Deadlock: Online Review

Deadlock: Online blends twin stick shooters and online multiplayer into a delicious team-based smoothie

Twin stick shooters are a particularly well-storied genre on the iPhone, so it takes a title that’s particularly unique to really knock our socks off. By combining the fast paced action of twin stick shooting with the team-based multiplayer of online first person shooters, Deadlock: Online manages to do just that.

The first freemium offering from Crescent Moon Games, Deadlock: Online pits players against other real world competitors in a bit of old fashioned red vs blue combat. Utilizing the classic twin stick formula – movements is controlled with a left stick while firing is controlled with a right – the game allows up to 8 players to participate in deathmatch, team deathmatch, and capture the flag competitions.

Each game typically lasts no more than 5 minutes, with a final win typically being triggered before the timer runs out by one player or team reaching a key objective (total points, for example). Jumping in and out of a game is a painless process if you’re pressed for time – but if you’d rather set something up with your own custom parameters, that’s an option too.

The gameplay here is exactly what you’d want it to be. Everything controls smoothly and intuitively. If two opposing players are locked in battle, spinning around each other endlessly in a hail of bullets, a little auto-aim nudge steps in to make sure you’re hitting the target if the bullets would have otherwise whizzed by him a pixel or two away.

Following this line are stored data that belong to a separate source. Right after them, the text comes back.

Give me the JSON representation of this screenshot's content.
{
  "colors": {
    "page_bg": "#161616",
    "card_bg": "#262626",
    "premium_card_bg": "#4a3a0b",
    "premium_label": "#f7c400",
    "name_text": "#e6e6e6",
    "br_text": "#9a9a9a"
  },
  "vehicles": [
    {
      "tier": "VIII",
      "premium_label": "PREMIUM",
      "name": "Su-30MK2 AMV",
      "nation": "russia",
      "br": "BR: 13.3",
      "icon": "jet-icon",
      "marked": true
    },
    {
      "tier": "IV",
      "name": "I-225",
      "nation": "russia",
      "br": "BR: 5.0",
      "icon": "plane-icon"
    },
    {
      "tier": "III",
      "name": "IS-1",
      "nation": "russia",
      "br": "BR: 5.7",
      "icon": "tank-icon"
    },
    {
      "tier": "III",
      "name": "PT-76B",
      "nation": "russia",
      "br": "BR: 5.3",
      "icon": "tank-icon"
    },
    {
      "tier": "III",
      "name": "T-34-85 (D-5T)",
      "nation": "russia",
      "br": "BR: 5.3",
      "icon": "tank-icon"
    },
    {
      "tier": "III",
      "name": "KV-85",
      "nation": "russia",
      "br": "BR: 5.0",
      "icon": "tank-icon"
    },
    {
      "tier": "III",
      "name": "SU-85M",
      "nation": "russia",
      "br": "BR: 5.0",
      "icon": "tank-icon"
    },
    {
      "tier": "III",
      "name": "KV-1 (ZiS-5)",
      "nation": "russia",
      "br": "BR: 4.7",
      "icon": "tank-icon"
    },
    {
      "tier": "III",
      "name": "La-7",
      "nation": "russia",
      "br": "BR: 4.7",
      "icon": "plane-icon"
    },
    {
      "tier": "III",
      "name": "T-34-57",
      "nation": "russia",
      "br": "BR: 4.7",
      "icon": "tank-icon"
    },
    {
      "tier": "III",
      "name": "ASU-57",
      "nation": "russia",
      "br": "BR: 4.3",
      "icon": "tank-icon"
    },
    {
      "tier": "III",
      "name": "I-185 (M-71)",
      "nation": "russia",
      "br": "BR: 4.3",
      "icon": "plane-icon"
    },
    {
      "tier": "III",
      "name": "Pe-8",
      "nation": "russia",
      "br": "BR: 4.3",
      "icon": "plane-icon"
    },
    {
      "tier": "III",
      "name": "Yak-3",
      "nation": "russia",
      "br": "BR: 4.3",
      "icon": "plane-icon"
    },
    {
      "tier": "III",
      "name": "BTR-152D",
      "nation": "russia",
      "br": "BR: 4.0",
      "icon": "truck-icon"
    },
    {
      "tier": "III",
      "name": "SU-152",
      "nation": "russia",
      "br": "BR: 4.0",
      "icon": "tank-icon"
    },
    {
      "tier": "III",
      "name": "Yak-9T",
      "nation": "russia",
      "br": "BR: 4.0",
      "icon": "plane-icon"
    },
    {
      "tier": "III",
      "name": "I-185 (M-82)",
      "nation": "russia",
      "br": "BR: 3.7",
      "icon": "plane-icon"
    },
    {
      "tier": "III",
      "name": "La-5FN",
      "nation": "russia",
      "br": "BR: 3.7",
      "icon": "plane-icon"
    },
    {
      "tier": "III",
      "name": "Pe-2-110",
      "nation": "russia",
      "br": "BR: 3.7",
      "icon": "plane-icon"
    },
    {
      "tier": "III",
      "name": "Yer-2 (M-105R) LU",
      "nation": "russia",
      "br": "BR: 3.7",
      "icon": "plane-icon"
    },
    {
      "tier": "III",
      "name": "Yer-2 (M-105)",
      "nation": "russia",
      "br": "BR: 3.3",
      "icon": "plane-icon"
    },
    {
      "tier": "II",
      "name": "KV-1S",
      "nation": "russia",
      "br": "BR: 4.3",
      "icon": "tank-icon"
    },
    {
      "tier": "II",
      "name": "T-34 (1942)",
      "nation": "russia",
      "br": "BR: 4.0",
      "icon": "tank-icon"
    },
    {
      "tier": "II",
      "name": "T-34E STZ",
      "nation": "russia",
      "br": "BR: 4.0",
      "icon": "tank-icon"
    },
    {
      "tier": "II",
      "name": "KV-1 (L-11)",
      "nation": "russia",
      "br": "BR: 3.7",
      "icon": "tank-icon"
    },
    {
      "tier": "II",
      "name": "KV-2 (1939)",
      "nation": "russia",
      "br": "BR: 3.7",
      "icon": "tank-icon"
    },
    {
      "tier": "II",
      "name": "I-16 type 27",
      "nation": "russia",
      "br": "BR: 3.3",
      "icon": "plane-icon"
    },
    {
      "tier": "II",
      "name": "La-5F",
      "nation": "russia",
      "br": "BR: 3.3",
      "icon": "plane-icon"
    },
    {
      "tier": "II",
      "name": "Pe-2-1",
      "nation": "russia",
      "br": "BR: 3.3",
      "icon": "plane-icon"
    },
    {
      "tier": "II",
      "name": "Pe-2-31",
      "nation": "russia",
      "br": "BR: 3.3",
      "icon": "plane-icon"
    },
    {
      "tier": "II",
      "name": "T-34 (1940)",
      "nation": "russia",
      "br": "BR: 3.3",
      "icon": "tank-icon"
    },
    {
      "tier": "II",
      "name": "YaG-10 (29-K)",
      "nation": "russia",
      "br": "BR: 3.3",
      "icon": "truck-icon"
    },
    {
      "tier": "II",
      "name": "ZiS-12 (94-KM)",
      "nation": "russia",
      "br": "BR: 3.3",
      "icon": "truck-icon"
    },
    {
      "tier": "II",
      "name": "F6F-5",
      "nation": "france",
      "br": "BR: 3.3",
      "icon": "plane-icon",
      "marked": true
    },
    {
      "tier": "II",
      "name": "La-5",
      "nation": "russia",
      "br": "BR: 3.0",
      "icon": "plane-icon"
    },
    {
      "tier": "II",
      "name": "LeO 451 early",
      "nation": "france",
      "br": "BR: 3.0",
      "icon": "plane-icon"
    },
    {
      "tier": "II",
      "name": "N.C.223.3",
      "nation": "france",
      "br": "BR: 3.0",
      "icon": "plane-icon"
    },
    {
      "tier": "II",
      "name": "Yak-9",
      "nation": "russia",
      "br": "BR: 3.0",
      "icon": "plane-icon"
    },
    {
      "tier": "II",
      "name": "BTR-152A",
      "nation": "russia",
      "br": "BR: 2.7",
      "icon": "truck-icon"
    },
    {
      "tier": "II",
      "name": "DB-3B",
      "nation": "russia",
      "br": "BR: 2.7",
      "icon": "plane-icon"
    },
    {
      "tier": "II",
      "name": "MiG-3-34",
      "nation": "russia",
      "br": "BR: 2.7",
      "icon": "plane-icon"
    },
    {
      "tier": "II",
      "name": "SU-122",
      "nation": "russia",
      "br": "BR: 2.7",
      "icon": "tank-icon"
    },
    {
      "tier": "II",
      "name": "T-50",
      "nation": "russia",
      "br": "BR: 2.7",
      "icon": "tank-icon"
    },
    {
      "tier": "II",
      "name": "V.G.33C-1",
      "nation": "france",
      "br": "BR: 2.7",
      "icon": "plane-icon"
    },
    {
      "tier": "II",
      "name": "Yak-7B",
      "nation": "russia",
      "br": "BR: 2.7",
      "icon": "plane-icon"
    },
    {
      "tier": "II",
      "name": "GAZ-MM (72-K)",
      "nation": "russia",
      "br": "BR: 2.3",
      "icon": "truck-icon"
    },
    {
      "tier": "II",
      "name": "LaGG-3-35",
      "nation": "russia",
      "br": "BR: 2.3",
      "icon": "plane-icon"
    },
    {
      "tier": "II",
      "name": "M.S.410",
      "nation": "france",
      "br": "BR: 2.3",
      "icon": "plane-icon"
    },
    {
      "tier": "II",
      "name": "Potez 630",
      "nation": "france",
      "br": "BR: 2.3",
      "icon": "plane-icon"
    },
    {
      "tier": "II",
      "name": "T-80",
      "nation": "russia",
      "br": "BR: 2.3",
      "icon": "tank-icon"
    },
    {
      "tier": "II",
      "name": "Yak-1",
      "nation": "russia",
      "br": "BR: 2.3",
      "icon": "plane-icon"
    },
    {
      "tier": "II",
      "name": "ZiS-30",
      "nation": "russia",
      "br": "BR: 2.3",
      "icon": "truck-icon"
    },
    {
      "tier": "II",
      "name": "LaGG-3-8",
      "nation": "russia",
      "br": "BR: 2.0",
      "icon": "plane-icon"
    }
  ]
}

At launch the game offers 5 maps, and they’re all terrific. Players can run behind buildings, furniture, and other items to try and protect themselves from the endless storm of gunfire. No two maps play alike, nor do they look alike. You’ll play in an office, a parking lot, an arctic base – everything looks and plays strikingly different.

The freemium elements come in the form of unlockable weaponry. As players earn experience and level up their rank, they’ll earn unlock points that can be spent to open up new weapons and armor for their character to start the game with. As you might have guessed though, earning these points can take a bit of time if you’re going about it the free way. If you’d rather part with your cash and shortcut your way to a well-stocked armory, you can always buy unlock points through in-app purchase. The developers are also promising asynchronous daily and weekly tournaments to award players with more of the in-game currency than they might otherwise earn on their own.



The notion of buying every weapon you could ever want might sound like something that could leave the game a tad unbalanced for players looking to take the free yet slow path, but the developers wisely set it up so that a dead soldier’s weapon can be picked up by anyone on the battlefield. Just starting out the game with a puny little Mac-10 assault rifle? You can always pick up the M60 that the big spender with bad aim just dropped.

Likewise, one of the biggest complaints about games like this is that they have to be played online. Deadlock: Online additionally offers an offline mode to address such concerns. Offline will pit you against AI players in standard match play, or if you’d rather, you can tackle a survival mode that’s unique to the single player experience.

A game like this will live and die by the number of people that continue to play it online – but considering the success a freemium twin stick shooter like Gun Bros had before it had online play, it seems like a lock that this one should have no problem finding a dedicated following. Those with a hankering for five minute pocket team combat need look no further: Deadlock: Online. Be sure to set this one in your sights.